Com o retorno obrigatório da Sociologia e Filosofia para o currículo básico

do Ensino Médio foi reelaborado as Orientações Curriculares Nacionais (OCNs)

para o Ensino Médio, particularmente o Eixo de Ciências Humanas. As OCNs

possuem um caráter de nortear o exercício da docência. É válido salientar que

são orientações e não normas de doutrinação, que surgem para guiar os

professores do Ensino Médio como se notar em um dos pontos que aparecem

na carta direcionada aos docentes logo nas primeiras páginas das OCNs.

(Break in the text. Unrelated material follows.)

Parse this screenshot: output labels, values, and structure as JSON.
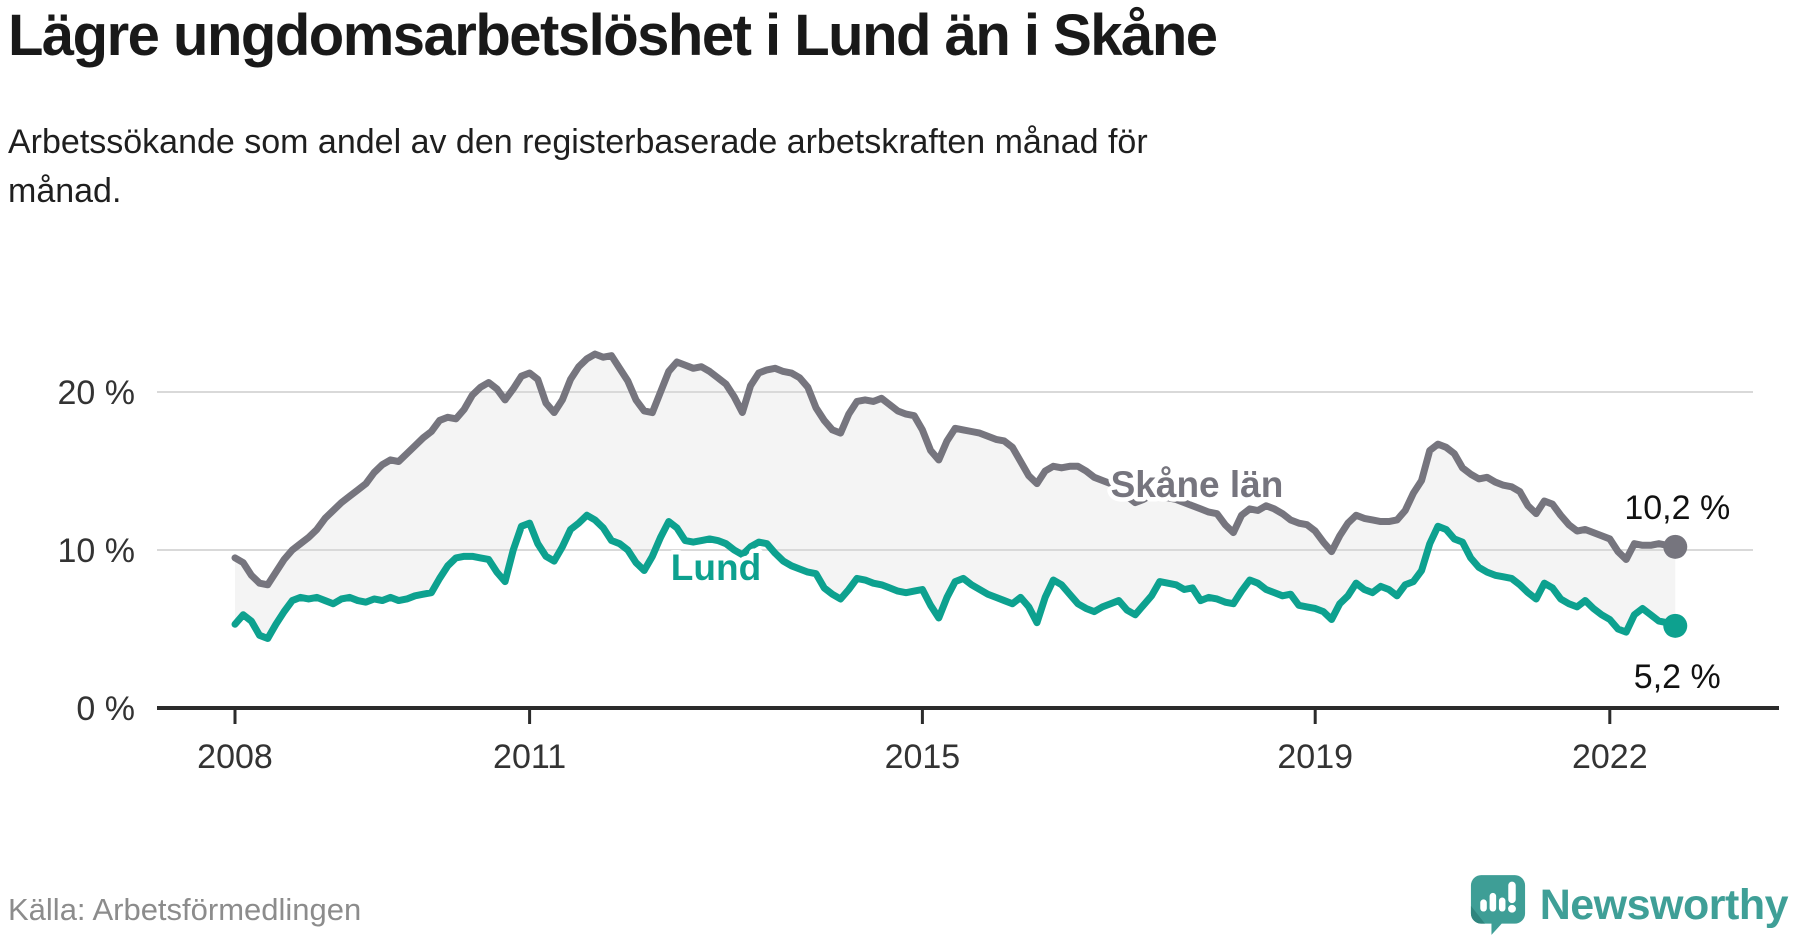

Nesta configuração, ainda incipiente e não canônica, o Ensino de

Sociologia, quando comparada a disciplinas já “tradicionais” das ciências

humanas como História e Geografia, percebe-se que experimentações

metodológicas são passíveis de teste, neste sentido o estudo do pensamento

social pode-se valer de variados instrumentos metodológicos para que se

compreenda a produção intelectual de uma determinada época acerca das

estruturas da sociedade, ou melhor, do conhecimento científico produzido

(BOURDIEU, 2005).

Primeiramente deve-se perceber a diferença entre a disciplina Sociologia

e a ciência Sociologia. Tais denominações representam as divergências

territoriais e de ênfase dadas à disciplina Sociologia, aquela a ser ministrada na

Educação Básica, particularmente no Ensino Médio. Conforme será tratado no

Art. 35 da Lei 9394/1996, o Ensino Médio possui por finalidade, segundo o inciso

III, “o aprimoramento do educando como pessoa humana, incluindo a formação

ética e o desenvolvimento da autonomia intelectual e do pensamento crítico”, por

conta disso a ênfase dada pelas OCNs passeiam por categorias das Ciências

Sociais em que visem contribuir para o desenvolvimento da pessoa humana.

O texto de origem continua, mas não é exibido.